Au nom de l’Anafe, Gérard Sadik avait lui accusé « ces locaux de mise à l’abri » d’être « en réalité des locaux de police et de privation de liberté », les personnes interpellées ayant « interdiction de sortir ». Pascale Léglise, directrice adjointe des affaires juridiques au ministère de l’Intérieur, avait elle avancé que ces préfabriqués étaient bien « des locaux de mise à l’abri, le temps de permettre la reprise en charge de ces personnes par les autorités italiennes » : « Ils permettent de mettre à l’abri ces personnes pour améliorer leur sort, plutôt qu’ils ne restent plantés en plein soleil ou en plein froid à attendre leur reprise ».

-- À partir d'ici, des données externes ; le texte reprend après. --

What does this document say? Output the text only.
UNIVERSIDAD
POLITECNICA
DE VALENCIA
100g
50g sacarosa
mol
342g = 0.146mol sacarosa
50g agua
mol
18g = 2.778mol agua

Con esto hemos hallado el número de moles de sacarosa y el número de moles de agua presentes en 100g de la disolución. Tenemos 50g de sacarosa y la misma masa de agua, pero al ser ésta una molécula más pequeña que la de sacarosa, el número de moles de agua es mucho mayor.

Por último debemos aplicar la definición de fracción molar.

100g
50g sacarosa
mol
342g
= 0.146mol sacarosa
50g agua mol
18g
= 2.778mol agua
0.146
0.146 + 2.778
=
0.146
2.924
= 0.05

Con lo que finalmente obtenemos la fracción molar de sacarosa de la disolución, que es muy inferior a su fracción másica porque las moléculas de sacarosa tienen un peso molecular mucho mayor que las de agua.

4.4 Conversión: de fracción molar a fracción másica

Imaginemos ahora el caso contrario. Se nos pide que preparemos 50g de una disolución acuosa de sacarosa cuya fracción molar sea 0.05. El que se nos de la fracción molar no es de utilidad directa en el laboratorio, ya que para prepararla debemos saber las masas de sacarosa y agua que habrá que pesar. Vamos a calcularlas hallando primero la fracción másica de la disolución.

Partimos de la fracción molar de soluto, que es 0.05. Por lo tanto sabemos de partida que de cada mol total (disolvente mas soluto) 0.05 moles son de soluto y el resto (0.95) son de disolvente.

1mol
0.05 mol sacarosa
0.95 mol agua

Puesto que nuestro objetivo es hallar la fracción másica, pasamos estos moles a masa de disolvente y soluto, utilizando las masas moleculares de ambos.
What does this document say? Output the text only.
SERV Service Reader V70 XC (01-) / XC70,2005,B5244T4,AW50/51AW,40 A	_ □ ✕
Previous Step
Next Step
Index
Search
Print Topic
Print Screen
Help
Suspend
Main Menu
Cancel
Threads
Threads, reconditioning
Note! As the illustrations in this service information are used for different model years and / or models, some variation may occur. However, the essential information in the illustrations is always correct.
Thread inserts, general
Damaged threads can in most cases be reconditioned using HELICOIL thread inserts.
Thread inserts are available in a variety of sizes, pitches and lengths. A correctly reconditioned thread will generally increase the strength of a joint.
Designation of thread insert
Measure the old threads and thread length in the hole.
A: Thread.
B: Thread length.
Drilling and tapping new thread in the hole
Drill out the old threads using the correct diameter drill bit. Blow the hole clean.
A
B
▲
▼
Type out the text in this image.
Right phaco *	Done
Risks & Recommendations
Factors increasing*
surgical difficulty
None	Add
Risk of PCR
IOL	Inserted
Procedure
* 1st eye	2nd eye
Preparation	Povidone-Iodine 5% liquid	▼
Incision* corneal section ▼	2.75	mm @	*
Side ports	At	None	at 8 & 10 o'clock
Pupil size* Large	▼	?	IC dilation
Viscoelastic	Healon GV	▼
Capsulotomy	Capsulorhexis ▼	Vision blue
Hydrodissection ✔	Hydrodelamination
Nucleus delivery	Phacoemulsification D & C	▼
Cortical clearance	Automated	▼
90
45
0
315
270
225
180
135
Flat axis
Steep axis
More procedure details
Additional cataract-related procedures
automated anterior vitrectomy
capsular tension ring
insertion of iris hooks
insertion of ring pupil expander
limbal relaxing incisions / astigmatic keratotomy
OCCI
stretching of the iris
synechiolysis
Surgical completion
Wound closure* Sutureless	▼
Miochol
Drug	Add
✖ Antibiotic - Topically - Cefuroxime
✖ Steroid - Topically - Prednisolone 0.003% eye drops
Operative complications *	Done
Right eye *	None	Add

Estimant que « ces personnes n’ont pas vocation à être prises en charge », Pascale Léglise avait rappelé la position du ministre de l’Intérieur qui est de dire que « les Italiens doivent les reprendre, ou alors on les ramènera à Vintimille nous-mêmes ». Début mars, le tribunal administratif de Nice avait enjoint le préfet des Alpes-Maritimes de laisser accès à ces préfabriqués aux associations d’aide aux migrants. Statuant en référé, le tribunal avait estimé que le refus opposé par la préfecture portait atteinte à la « liberté d’aider autrui dans un but humanitaire ».

Selon les chiffres cités par le Conseil d’Etat dans son ordonnance de référé de vendredi, 22.616 personnes étrangères ont fait l’objet d’une procédure de non admission au poste frontière de Menton en 2020, soit 62 personnes par jour. Cette moyenne est passée à 87 personnes par jour au cours des premières semaines de 2021.